市村と秋山は勿論文句ないでき。武田もよくやっているが、60年代後半のヒッピーで精神主義者の黒谷友香が問題、一人で浮いている、スタイルは抜群だが。
役者では、上山竜司が良かった。
この人は、本来役者ではないようだが、台詞の受け渡しが上手い。
見ていて気分の良い役者である。
1960年代以降のロックが使用されるが、「膨大な著作権料をどのように処理したのか」と心配になるが、中ではやはりビーチ・ボーイズの『ペットサウンズ』が心に残る。
だが、問題は観客の理解である。
武田真治を見にきたらしい、私の隣の20代の女性2人はまったく理解できなかったようで、「こんなに分からない劇は初めて」と言い合っていた。
そりゃそうでしょう、ハベル、ドプチェク、フサーク、あるいはシド・バレットと言われても、彼らが理解できないのは当然だろう。
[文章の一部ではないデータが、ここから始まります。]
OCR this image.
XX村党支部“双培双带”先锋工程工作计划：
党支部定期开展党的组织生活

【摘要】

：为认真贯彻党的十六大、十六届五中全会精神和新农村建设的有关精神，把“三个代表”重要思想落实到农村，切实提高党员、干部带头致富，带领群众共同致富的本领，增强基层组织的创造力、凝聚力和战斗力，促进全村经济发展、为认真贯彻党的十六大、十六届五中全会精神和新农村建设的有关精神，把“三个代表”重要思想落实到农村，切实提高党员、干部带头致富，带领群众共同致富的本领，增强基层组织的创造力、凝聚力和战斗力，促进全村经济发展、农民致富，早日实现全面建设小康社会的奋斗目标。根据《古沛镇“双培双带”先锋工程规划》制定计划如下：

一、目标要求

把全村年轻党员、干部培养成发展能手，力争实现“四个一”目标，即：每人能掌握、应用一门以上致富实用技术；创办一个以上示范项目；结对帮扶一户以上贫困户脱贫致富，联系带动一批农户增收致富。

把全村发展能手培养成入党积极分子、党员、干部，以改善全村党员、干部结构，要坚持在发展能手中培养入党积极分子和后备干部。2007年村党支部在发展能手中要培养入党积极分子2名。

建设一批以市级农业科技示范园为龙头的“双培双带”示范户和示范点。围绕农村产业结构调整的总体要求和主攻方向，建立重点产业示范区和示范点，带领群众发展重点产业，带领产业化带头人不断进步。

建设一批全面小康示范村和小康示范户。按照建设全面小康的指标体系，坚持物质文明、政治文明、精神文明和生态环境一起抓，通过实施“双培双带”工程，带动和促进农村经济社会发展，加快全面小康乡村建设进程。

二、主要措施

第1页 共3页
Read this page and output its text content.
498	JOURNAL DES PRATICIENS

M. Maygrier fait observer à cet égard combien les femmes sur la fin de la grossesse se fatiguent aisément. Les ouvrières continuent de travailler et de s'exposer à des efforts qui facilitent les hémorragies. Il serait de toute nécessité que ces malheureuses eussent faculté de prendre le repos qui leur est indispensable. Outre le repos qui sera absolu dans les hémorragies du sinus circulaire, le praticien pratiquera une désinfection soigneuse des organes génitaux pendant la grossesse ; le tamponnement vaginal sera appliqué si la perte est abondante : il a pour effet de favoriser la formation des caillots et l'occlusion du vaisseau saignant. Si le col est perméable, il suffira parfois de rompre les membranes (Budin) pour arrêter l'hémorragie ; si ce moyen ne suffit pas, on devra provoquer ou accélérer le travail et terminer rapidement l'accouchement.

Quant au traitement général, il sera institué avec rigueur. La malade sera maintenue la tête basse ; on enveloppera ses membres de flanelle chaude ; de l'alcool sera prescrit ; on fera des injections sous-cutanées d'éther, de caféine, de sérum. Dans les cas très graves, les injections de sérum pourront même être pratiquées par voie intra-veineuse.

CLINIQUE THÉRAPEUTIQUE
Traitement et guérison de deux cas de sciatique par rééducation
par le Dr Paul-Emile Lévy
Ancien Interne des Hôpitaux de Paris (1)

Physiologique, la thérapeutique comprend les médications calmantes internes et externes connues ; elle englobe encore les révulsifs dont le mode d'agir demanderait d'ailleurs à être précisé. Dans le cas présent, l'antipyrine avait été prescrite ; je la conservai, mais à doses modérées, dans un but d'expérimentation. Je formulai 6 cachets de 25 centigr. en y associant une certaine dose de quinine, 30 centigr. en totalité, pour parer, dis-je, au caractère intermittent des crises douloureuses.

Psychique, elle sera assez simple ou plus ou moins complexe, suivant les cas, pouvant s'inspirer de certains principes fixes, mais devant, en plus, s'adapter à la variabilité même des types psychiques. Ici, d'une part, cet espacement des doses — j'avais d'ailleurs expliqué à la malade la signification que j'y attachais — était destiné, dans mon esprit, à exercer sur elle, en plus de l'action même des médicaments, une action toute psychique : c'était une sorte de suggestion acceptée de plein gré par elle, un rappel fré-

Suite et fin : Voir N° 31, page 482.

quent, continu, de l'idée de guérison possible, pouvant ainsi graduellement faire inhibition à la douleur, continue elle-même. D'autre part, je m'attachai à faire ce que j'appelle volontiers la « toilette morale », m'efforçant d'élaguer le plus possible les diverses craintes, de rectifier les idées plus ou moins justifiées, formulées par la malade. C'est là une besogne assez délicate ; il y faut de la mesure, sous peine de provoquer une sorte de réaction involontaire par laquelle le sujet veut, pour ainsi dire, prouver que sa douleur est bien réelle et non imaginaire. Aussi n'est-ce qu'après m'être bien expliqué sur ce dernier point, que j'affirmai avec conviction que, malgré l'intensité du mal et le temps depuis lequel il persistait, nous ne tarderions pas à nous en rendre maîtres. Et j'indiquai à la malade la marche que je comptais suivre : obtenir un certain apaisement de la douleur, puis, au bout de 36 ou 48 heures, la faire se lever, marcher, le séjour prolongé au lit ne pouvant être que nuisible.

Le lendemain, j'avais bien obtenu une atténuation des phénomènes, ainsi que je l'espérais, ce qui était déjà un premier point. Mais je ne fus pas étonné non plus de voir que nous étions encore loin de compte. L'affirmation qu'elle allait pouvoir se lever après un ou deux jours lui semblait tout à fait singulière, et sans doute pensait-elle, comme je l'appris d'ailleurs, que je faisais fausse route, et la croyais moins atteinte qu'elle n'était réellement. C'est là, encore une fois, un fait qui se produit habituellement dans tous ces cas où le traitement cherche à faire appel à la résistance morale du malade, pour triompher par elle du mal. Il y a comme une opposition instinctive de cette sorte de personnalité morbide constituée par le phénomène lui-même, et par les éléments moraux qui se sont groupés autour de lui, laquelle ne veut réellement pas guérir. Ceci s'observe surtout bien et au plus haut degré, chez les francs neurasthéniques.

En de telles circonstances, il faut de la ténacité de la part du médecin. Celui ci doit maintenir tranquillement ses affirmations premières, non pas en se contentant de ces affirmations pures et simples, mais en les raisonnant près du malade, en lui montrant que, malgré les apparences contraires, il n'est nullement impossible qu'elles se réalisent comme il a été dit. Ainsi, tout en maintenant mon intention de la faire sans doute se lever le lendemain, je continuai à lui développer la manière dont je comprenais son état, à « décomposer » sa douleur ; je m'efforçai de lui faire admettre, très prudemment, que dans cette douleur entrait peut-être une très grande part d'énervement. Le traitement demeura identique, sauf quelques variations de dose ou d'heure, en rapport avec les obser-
世界史って、高校で必修ではなく、教わったとだしても、現代はやらないのだから。
ここは、開幕前にスライドでも、1968年の「チェコ事件」についてくらいは、説明しておくうたべきだろう。
何しろパンフの中で、役者の一人が「当初は、外国語のように分からないことばかり」と言っているのだから。
『コースト・オブ・ユートピア』との差異は、蜷川幸雄と栗山民也との、テーマに対しての思い入れの差である。